Determination of Residual Amount of 15 Plant Growth Regulators in Bean Sprouts by HPLC-MS/MS

Lei WANG Yi ZHANG Baiqin ZHENG Shuai WANG Kai GE Sining TANG Shuhong ZHANG Liwu HAO

Abstract ［Objectives］ This study was conducted to effectively monitor PGR residues in bean sprouts to provide guarantee for the food safety of agricultural products.

［Methods］A high-performance liquid chromatography-tandem mass spectrometry (HPLC-MS/MS) method for the determination of residues of 15 plant growth regulators (PGRs) in bean sprouts was established using bean sprouts as an experimental material. Samples were extracted with a solution containing 5% acetic acid-acetonitrile (1∶99,  V/V ), purified with anhydrous magnesium sulfate, and diluted with methanol solvent to constant volume. The solutions were filtered through 0.22 μm filtering membrane and the target analytes were separated on a Phenomenex H18 column. The identification of each compound was established by retention time matching along with the accurate mass measurement of the precursor ions and their main fragment ions. The quantification was carried out using matrix-matched external standard method.

［Results］ The retention time of the 15 PGRs were found in the range from 5.8-11.7 min under the optimized conditions. The linear relation was good in the concentration range of 0.005-0.050 μg/ml, and the correlation coefficients of the 15 PGRs were ≥0.999 0. The limits of detection were in the range of 0.03-0.92 g/kg, and the limits of quantification were in the range of 0.50-2.10 μg/kg. The average recovery in the recovery test at 3 concentration levels was 80%-110%, and the relative standard deviations were in the range of 2.8%-7.5%.

［Conclusions］This method is simple and accurate, and can quickly qualitatively and quantitatively analyze the residues of 15 PGRs in bean sprouts. The proposed procedure was simple, quick and accurate for the simultaneous determination of the 15 PGRs in bean sprout.
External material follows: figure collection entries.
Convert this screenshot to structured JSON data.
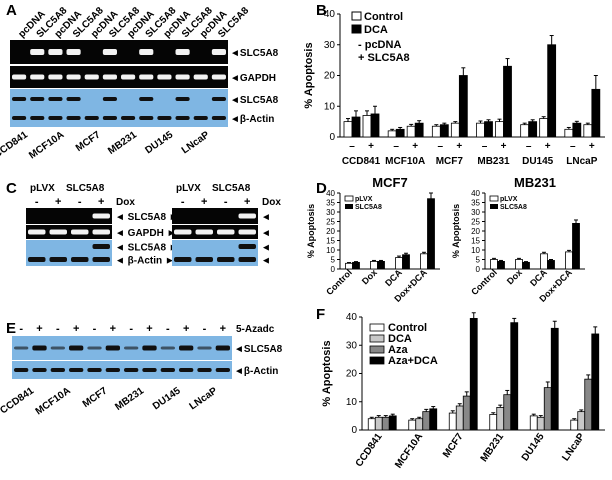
{
  "colors": {
    "blot_dark": "#050505",
    "blot_blue": "#7fb6e3",
    "band_dark": "#101010",
    "band_light": "#f2f2f2",
    "bar_aza": "#888888",
    "bar_dca_light": "#c8c8c8"
  },
  "panels": {
    "A": {
      "label": "A",
      "lane_labels": [
        "pcDNA",
        "SLC5A8",
        "pcDNA",
        "SLC5A8",
        "pcDNA",
        "SLC5A8",
        "pcDNA",
        "SLC5A8",
        "pcDNA",
        "SLC5A8",
        "pcDNA",
        "SLC5A8"
      ],
      "blot_labels": [
        "SLC5A8",
        "GAPDH",
        "SLC5A8",
        "β-Actin"
      ],
      "cell_lines": [
        "CCD841",
        "MCF10A",
        "MCF7",
        "MB231",
        "DU145",
        "LNcaP"
      ]
    },
    "C": {
      "label": "C",
      "groups": [
        "pLVX",
        "SLC5A8",
        "pLVX",
        "SLC5A8"
      ],
      "signs": [
        "-",
        "+",
        "-",
        "+",
        "-",
        "+",
        "-",
        "+"
      ],
      "dox": "Dox",
      "blot_labels": [
        "SLC5A8",
        "GAPDH",
        "SLC5A8",
        "β-Actin"
      ]
    },
    "E": {
      "label": "E",
      "signs": [
        "-",
        "+",
        "-",
        "+",
        "-",
        "+",
        "-",
        "+",
        "-",
        "+",
        "-",
        "+"
      ],
      "treatment": "5-Azadc",
      "blot_labels": [
        "SLC5A8",
        "β-Actin"
      ],
      "cell_lines": [
        "CCD841",
        "MCF10A",
        "MCF7",
        "MB231",
        "DU145",
        "LNcaP"
      ]
    }
  },
  "chart_data": [
    {
      "panel": "B",
      "type": "bar",
      "ylabel": "% Apoptosis",
      "ylim": [
        0,
        40
      ],
      "yticks": [
        0,
        10,
        20,
        30,
        40
      ],
      "legend": [
        "Control",
        "DCA"
      ],
      "legend_note": [
        "- pcDNA",
        "+ SLC5A8"
      ],
      "categories": [
        "CCD841",
        "MCF10A",
        "MCF7",
        "MB231",
        "DU145",
        "LNcaP"
      ],
      "sub_categories": [
        "–",
        "+"
      ],
      "series": [
        {
          "name": "Control",
          "values": [
            5,
            2,
            3.5,
            4.5,
            4,
            2.5
          ],
          "errors": [
            1,
            0.5,
            0.5,
            0.7,
            0.5,
            0.6
          ]
        },
        {
          "name": "DCA",
          "values": [
            6.5,
            2.5,
            4,
            5,
            5,
            4.5
          ],
          "errors": [
            2,
            0.6,
            0.5,
            0.6,
            0.6,
            0.6
          ]
        },
        {
          "name": "Control",
          "values": [
            7,
            3.5,
            4.5,
            5,
            6,
            4
          ],
          "errors": [
            1.5,
            0.6,
            0.5,
            0.8,
            0.6,
            0.5
          ]
        },
        {
          "name": "DCA",
          "values": [
            7.5,
            4.5,
            20,
            23,
            30,
            15.5
          ],
          "errors": [
            2.5,
            0.8,
            2.5,
            2.5,
            3,
            4.5
          ]
        }
      ]
    },
    {
      "panel": "D",
      "title": "MCF7",
      "type": "bar",
      "ylabel": "% Apoptosis",
      "ylim": [
        0,
        40
      ],
      "yticks": [
        0,
        5,
        10,
        15,
        20,
        25,
        30,
        35,
        40
      ],
      "legend": [
        "pLVX",
        "SLC5A8"
      ],
      "categories": [
        "Control",
        "Dox",
        "DCA",
        "Dox+DCA"
      ],
      "series": [
        {
          "name": "pLVX",
          "values": [
            3,
            4,
            6,
            8
          ],
          "errors": [
            0.4,
            0.5,
            0.8,
            0.8
          ]
        },
        {
          "name": "SLC5A8",
          "values": [
            3.5,
            4,
            7.5,
            37
          ],
          "errors": [
            0.4,
            0.5,
            0.8,
            3
          ]
        }
      ]
    },
    {
      "panel": "D",
      "title": "MB231",
      "type": "bar",
      "ylabel": "% Apoptosis",
      "ylim": [
        0,
        40
      ],
      "yticks": [
        0,
        5,
        10,
        15,
        20,
        25,
        30,
        35,
        40
      ],
      "legend": [
        "pLVX",
        "SLC5A8"
      ],
      "categories": [
        "Control",
        "Dox",
        "DCA",
        "Dox+DCA"
      ],
      "series": [
        {
          "name": "pLVX",
          "values": [
            5,
            5,
            8,
            9
          ],
          "errors": [
            0.6,
            0.6,
            0.8,
            0.8
          ]
        },
        {
          "name": "SLC5A8",
          "values": [
            4,
            3.5,
            4.5,
            24
          ],
          "errors": [
            0.5,
            0.4,
            0.5,
            1.8
          ]
        }
      ]
    },
    {
      "panel": "F",
      "type": "bar",
      "ylabel": "% Apoptosis",
      "ylim": [
        0,
        40
      ],
      "yticks": [
        0,
        10,
        20,
        30,
        40
      ],
      "legend": [
        "Control",
        "DCA",
        "Aza",
        "Aza+DCA"
      ],
      "categories": [
        "CCD841",
        "MCF10A",
        "MCF7",
        "MB231",
        "DU145",
        "LNcaP"
      ],
      "series": [
        {
          "name": "Control",
          "values": [
            4,
            3.5,
            6,
            5.5,
            5,
            3.5
          ],
          "errors": [
            0.5,
            0.5,
            0.8,
            0.6,
            0.6,
            0.5
          ]
        },
        {
          "name": "DCA",
          "values": [
            4.5,
            4,
            8.5,
            8,
            4.5,
            6.5
          ],
          "errors": [
            0.6,
            0.5,
            0.8,
            0.8,
            0.6,
            0.6
          ]
        },
        {
          "name": "Aza",
          "values": [
            4.5,
            6.5,
            12,
            12.5,
            15,
            18
          ],
          "errors": [
            0.6,
            0.8,
            1.5,
            1.5,
            2,
            1.5
          ]
        },
        {
          "name": "Aza+DCA",
          "values": [
            5,
            7.5,
            39.5,
            38,
            36,
            34
          ],
          "errors": [
            0.6,
            0.8,
            2,
            1.5,
            2.5,
            2.5
          ]
        }
      ]
    }
  ]
}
Key words High performance liquid chromatography-tandem mass spectrometry; Bean sprout; Plant growth regulator

Received: August 1, 2021  Accepted: October 8, 2021

Supported by Research Projects Funded by Talent Project Training Funds in Hebei Province (A201901128); Key R&D Project of Tangshan City (20150210C).
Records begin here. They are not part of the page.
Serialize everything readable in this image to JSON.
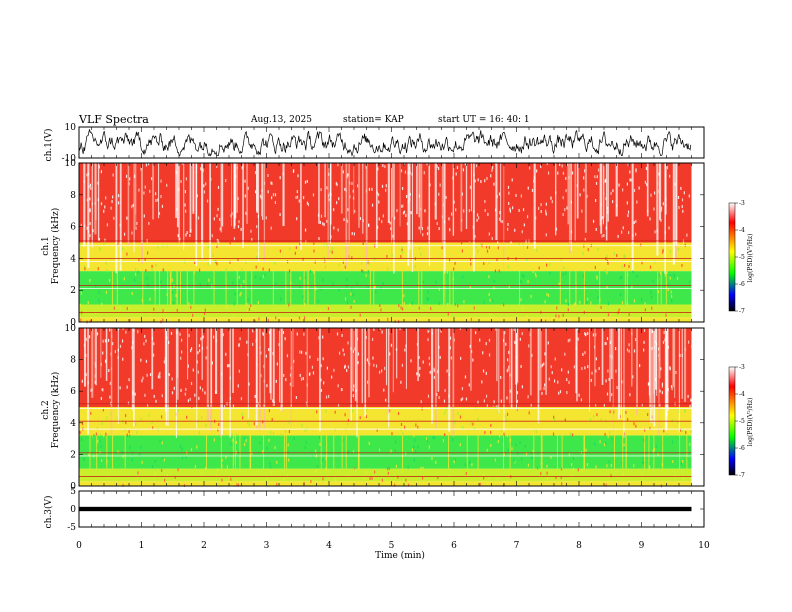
{
  "header": {
    "title": "VLF Spectra",
    "date": "Aug.13, 2025",
    "station": "station= KAP",
    "start": "start  UT =   16: 40: 1"
  },
  "chart_data": [
    {
      "type": "line",
      "name": "ch1-waveform",
      "ylabel": "ch.1(V)",
      "ylim": [
        -10,
        10
      ],
      "yticks": [
        "10",
        "-10"
      ],
      "xlim": [
        0,
        10
      ],
      "data_end_min": 9.8,
      "description_values": {
        "mean": 0,
        "typical_amplitude": 5
      }
    },
    {
      "type": "heatmap",
      "name": "ch1-spectrogram",
      "ylabel_line1": "ch.1",
      "ylabel_line2": "Frequency (kHz)",
      "ylim": [
        0,
        10
      ],
      "yticks": [
        "10",
        "8",
        "6",
        "4",
        "2",
        "0"
      ],
      "xlim": [
        0,
        10
      ],
      "data_end_min": 9.8,
      "bands_khz": [
        {
          "from": 0,
          "to": 0.3,
          "level": "yellow"
        },
        {
          "from": 0.3,
          "to": 1.1,
          "level": "green-yellow"
        },
        {
          "from": 1.1,
          "to": 3.2,
          "level": "green"
        },
        {
          "from": 3.2,
          "to": 5.0,
          "level": "yellow"
        },
        {
          "from": 5.0,
          "to": 10,
          "level": "red"
        }
      ],
      "lines_khz": [
        0.6,
        2.1,
        2.3,
        3.8,
        4.0,
        4.8,
        5.1
      ]
    },
    {
      "type": "heatmap",
      "name": "ch2-spectrogram",
      "ylabel_line1": "ch.2",
      "ylabel_line2": "Frequency (kHz)",
      "ylim": [
        0,
        10
      ],
      "yticks": [
        "10",
        "8",
        "6",
        "4",
        "2",
        "0"
      ],
      "xlim": [
        0,
        10
      ],
      "data_end_min": 9.8,
      "bands_khz": [
        {
          "from": 0,
          "to": 0.3,
          "level": "yellow"
        },
        {
          "from": 0.3,
          "to": 1.1,
          "level": "green-yellow"
        },
        {
          "from": 1.1,
          "to": 3.2,
          "level": "green"
        },
        {
          "from": 3.2,
          "to": 5.0,
          "level": "yellow"
        },
        {
          "from": 5.0,
          "to": 10,
          "level": "red"
        }
      ],
      "lines_khz": [
        0.6,
        1.9,
        2.1,
        3.6,
        4.1,
        4.9,
        5.2
      ]
    },
    {
      "type": "line",
      "name": "ch3-waveform",
      "ylabel": "ch.3(V)",
      "ylim": [
        -5,
        5
      ],
      "yticks": [
        "5",
        "0",
        "-5"
      ],
      "xlim": [
        0,
        10
      ],
      "xticks": [
        "0",
        "1",
        "2",
        "3",
        "4",
        "5",
        "6",
        "7",
        "8",
        "9",
        "10"
      ],
      "xlabel": "Time (min)",
      "data_end_min": 9.8,
      "description_values": {
        "level": 0,
        "band_halfwidth": 0.6
      }
    }
  ],
  "colorbar": {
    "label": "log(PSD)(V²/Hz)",
    "range": [
      -7,
      -3
    ],
    "ticks": [
      "-3",
      "-4",
      "-5",
      "-6",
      "-7"
    ],
    "colors": [
      "#ffffff",
      "#ff0000",
      "#ffff00",
      "#00ff00",
      "#0000ff",
      "#000000"
    ]
  }
}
Lei WANG (1982-), male, P. R. China, associate researcher, devoted to research about utilization of agricultural by-products.

Yi ZHANG (1980-), male, P. R. China, veterinarian, devoted to research about agricultural product inspection and function analysis.

#These authors contributed equally to this work.

*Corresponding author.

Plant growth regulators (PGRs) are a class of substances that have similar physiological and biological effects to plant hormones and are also called plant natural hormones or plant endogenous hormones. They can affect and effectively regulate the growth and development of plants, including the whole process of plant life from cell growth and division, to rooting, germination, flowering, fruiting, maturation and falling. In recent years, abuse and improper use of PGRs have occurred from time to time, which has affected the food safety of agricultural products and threatened people’s health［1-5］.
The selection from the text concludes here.